Этические построения Виланда о симпатических душах, восходящие к знаменитому платоновскому мифу об андрогинах, оформили идейно-смысловое пространство элегического стихотворения Державина «Призывание и явление Плениры» (1794), посвященного его умершей жене. Вот как передал немецкий поэт-философ саму суть того священного таинства, когда сродственные души взаимно обретали друг друга: «Колико сладостно удивление сих сродственных душ при взаимном обретении! Некая тайно привлекающая приятность сближает их; рассматривают они друг друга, и чем долее взаимно на себя взирают, тем бывают любезнее друг другу. Возможно ли не любити им себя? Сердца их устроены в любезнейшем единогласии; естество для обеих имеет равныя прелести; чистый сей лазурь неба, сии благоуханныя цветы, сия зеленеющаяся страна, дремлющая при тихом луны сиянии, и еще более, духовныя красоты: порядок, благость, невинность смиренная, непознанная, непоощряемая и неподражаемая добродетель, пребывающая верна небесному Гласу посреди неисправленнаго сего мира… все сии красоты равно их поражают»9.

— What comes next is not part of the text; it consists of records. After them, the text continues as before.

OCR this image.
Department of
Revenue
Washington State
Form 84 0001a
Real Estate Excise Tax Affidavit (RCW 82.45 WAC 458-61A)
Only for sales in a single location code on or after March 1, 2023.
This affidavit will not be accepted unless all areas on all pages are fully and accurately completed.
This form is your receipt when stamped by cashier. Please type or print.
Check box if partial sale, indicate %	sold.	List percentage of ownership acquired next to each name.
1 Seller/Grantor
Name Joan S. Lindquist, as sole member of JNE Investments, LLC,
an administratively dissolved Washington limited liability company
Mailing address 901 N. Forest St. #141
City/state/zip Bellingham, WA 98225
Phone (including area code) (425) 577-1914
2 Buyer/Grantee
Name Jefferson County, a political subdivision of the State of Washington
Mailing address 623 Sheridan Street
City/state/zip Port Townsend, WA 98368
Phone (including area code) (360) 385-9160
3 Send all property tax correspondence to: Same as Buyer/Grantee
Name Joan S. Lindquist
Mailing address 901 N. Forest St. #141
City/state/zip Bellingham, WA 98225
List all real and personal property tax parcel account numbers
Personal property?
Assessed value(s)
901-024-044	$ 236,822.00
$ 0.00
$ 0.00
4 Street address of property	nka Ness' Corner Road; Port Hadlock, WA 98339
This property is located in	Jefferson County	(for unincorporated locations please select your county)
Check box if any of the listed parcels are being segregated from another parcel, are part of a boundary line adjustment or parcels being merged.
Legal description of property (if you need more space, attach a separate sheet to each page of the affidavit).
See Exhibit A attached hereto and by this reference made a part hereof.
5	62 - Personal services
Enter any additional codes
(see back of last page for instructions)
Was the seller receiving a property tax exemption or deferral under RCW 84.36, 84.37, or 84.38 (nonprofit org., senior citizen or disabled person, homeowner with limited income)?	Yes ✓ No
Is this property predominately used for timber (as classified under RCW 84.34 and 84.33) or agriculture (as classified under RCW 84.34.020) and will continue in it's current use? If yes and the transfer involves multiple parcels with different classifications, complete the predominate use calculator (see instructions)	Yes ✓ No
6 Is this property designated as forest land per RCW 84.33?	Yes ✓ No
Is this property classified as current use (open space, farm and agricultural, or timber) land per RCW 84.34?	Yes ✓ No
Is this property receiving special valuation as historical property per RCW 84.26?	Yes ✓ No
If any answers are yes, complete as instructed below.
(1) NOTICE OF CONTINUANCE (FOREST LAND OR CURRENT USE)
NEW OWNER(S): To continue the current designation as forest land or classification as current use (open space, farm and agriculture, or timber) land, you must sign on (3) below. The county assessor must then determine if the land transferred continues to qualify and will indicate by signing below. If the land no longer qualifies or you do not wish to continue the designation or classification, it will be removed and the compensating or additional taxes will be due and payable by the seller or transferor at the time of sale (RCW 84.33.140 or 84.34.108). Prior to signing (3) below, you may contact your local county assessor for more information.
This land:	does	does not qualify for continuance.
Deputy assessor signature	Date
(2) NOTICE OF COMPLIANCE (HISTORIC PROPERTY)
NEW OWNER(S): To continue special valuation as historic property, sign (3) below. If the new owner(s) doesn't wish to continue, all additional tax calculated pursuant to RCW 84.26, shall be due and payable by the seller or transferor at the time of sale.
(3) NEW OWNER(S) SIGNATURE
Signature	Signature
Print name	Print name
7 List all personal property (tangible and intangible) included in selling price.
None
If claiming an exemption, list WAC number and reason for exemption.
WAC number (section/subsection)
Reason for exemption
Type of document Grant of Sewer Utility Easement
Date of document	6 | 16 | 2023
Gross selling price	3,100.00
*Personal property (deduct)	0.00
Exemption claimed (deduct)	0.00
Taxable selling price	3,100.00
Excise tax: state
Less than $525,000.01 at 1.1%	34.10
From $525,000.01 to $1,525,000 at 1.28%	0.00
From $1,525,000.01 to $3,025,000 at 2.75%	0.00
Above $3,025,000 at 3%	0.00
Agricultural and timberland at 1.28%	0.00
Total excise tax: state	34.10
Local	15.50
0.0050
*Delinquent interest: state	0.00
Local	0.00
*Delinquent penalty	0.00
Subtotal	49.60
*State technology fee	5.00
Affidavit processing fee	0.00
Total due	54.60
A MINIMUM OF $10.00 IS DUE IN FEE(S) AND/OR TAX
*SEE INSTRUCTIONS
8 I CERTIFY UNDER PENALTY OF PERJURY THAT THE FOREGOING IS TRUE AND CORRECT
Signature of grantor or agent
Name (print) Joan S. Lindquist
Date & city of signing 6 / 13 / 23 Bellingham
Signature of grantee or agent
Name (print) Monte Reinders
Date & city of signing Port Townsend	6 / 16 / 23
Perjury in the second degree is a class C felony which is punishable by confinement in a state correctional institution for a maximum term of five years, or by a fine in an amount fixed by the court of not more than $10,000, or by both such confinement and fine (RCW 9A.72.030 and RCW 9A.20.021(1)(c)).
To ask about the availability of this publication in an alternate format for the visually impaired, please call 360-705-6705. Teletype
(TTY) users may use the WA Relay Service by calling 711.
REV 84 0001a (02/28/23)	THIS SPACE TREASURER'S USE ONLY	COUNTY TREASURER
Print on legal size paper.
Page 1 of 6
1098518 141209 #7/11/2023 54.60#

Аналогичным образом, как встречу двух сродственных душ, осмыслил Державин свой счастливый, но – увы! – недолгий брак с Пленирой, умевшей поразительно тонко понимать и чувствовать своего супруга: «Движения исчисли, / Вздыхания измерь / И все мои ты мысли / Проникни и поверь»10. В тоскующем призыве «Приди ко мне, Пленира»11, ощутимо не просто страдание, но почти физическая боль овдовевшего супруга, утратившего половинку своей души: «Хоть острый серп судьбины / Моих не косит дней, / Но нет уж половины / Во мне души моей»12. Именно о таком идеальном гармоническом союзе симпатических душ и писал Виланд: «Сколь любезно для них открывати взаимно себе внутренния чувствия! Сколько легко разумеют они друг друга! Сколь быстро тоже чувствие преходит из души единаго в душу другаго! Кажутся они быти двумя половинами, которых дружба совокупляет паки во едину душу»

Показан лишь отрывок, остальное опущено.